Среди народов древности египтяне славились самыми грандиозными постройками. Все эти колоннады, пирамиды и храмы свидетельствовали не только о дерзновенных замыслах архитекторов, но и о тяжелом подневольном труде миллионов людей. Достаточно дать себе отчет в том, что величайшие сооружения Египта созданы вручную, чтобы понять, какого сверхчеловеческого напряжения требовали эти работы. Страшные легенды распространяли в древности про фараонов-строителей. Их подавляющие исполинские твердыни внушали ужас и навевали мрачные мысли о судьбе тех, чьими руками они построены. И если правители, наученные горьким опытом восстаний и беспорядков, стремились сделать для туземцев работу не столь изнурительной, то для рабов и инородцев, какими были израильтяне, пощады не было. Напротив, встревоженный большей численностью "аперу" (как называли сирийских рабочих), фараон намеревался одним ударом достичь двух целей: отстроить города в восточной дельте и сильно разредить ее азиатское население. Ведь смертность среди рабочих была огромной.

Библия повествует о том, что Сыны Израиля были жестоко угнетаемы египтянами, о том, как под наблюдением надсмотрщиков месили они глину и заготовляли кирпичи для городов Рамсеса и Питома379. Первое время их еще снабжали материалом для кирпичей, а в дальнейшем их заставляли самих собирать для этой цели солому. До нас дошло несколько рапортов о стройках, на которых работали солдаты и "аперу". Но гораздо больше могут дать египетские изображения того времени. На одной из гробниц мы видим изображение, рисующее подневольный труд сирийских рабочих. Одни из них таскают и месят глину, другие делают кирпичи, третьи переносят их к месту строительства на шесте вроде коромысла. А сверху за их работами наблюдает неумолимый надсмотрщик; в руках у него палка, готовая опуститься на любого, кто покажется ему ленивым или зазевавшимся380.

Если бы мы могли перенестись в те времена в "землю Рамсеса", то перед нами открылась бы примерно такая картина. Вереница полуобнаженных рабочих с заунывным пением тянется к лесам, одевающим будущий дворец или храм. Их спины, согнутые под тяжестью груза, почернели под лучами тропического солнца. Другие рабочие волокут на канатах исполинское изваяние, поставленное на деревянные полозья. Каменный лик медленно движется над толпой. Он смотрит куда-то вдаль.
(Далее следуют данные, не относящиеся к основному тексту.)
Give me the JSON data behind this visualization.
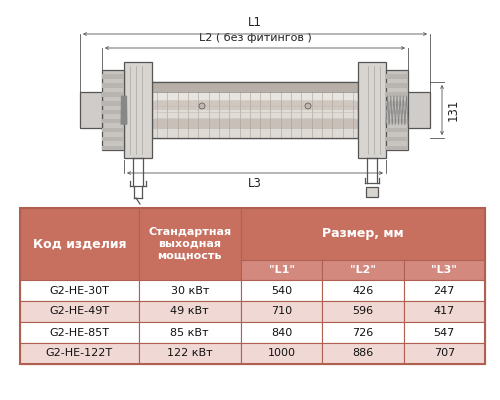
{
  "bg_color": "#ffffff",
  "table_header_color": "#c87060",
  "table_subheader_color": "#d4897f",
  "table_row_odd_color": "#f0d8d4",
  "table_row_even_color": "#ffffff",
  "table_border_color": "#b06050",
  "size_header": "Размер, мм",
  "rows": [
    [
      "G2-HE-30T",
      "30 кВт",
      "540",
      "426",
      "247"
    ],
    [
      "G2-HE-49T",
      "49 кВт",
      "710",
      "596",
      "417"
    ],
    [
      "G2-HE-85T",
      "85 кВт",
      "840",
      "726",
      "547"
    ],
    [
      "G2-HE-122T",
      "122 кВт",
      "1000",
      "886",
      "707"
    ]
  ],
  "dim_label_131": "131",
  "dim_label_L1": "L1",
  "dim_label_L2": "L2 ( без фитингов )",
  "dim_label_L3": "L3",
  "font_size_table": 8.0,
  "font_size_header": 8.5,
  "font_size_dim": 8.5
}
Он бесстрастен и спокоен, ему нет дела до рабов, надрывающихся у его ног... Кто бы мог предсказать тогда, что пройдут века и люди извлекут из песков это изваяние в первую очередь потому, что их будет интересовать судьба этих рабов?..
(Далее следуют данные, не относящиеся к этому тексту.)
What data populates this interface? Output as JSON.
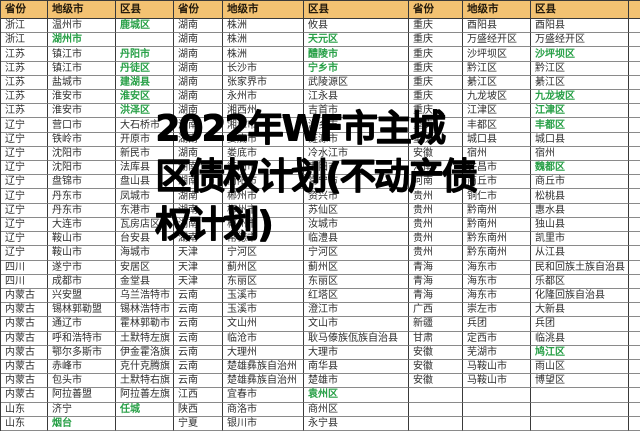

Свободные пастухи, израильтяне не привыкли к подневольному труду в городах. Известно, с какой быстротой тают небольшие народы, когда неумолимые законы "цивилизованного мира" грубо вторгаются в их жизнь. С ужасом стали догадываться израильские рабочие, что непосильная барщина, наложенная на них фараоном, ставит конечной своей целью искоренение их племени. Так навсегда нарушилось безмятежное существование поселенцев Гесема. Притеснения обычно служат к сплочению гонимых. Под влиянием жестокого угнетения у израильтян проснулось национальное самосознание. Они вспомнили, что они лишь пришельцы в Египетской земле, что их предки некогда пришли сюда с Востока. Теперь они с тоской глядели туда, где за Тростниковым морем и Горькими озерами жили их свободные братья. Но куда было спасаться? В Ханаан? Он находился в руках египетских ставленников. Дальше на север, к хеттам? Но с ними фараон заключил договор, согласно которому хеттский царь обязался выдавать Египту всех беглецов381. Оставался только Синайский полуостров, его дикие и суровые горы, его безводные пустыни. Но от одной мысли о них обитателей влажной Дельты охватывал ужас.

x x x

Между тем великий фараон старел. Он все более утрачивал интерес к политическим делам и заботился лишь об укреплении своей резиденции. Один за другим умирали его наследники, а он продолжал жить среди сказочной роскоши и покоя. Торжественно справлялись юбилеи этого небывало продолжительного правления. В глазах народа он, вероятно, стал окружаться ореолом земного бессмертия. Но наконец настал день, когда и ему пришлось разделить общую участь людей. В 1234 году, после шестидесяти лет царствования, девяностолетний старик отправился в последний путь к своей вечной обители.

Большинство его детей давно умерли, на престол суждено было вступить тринадцатому сыну Рамсеса Мернептаху, которому уже минуло пятьдесят лет. Таким образом, говоря словами Брэстеда, "один старик наследовал другому".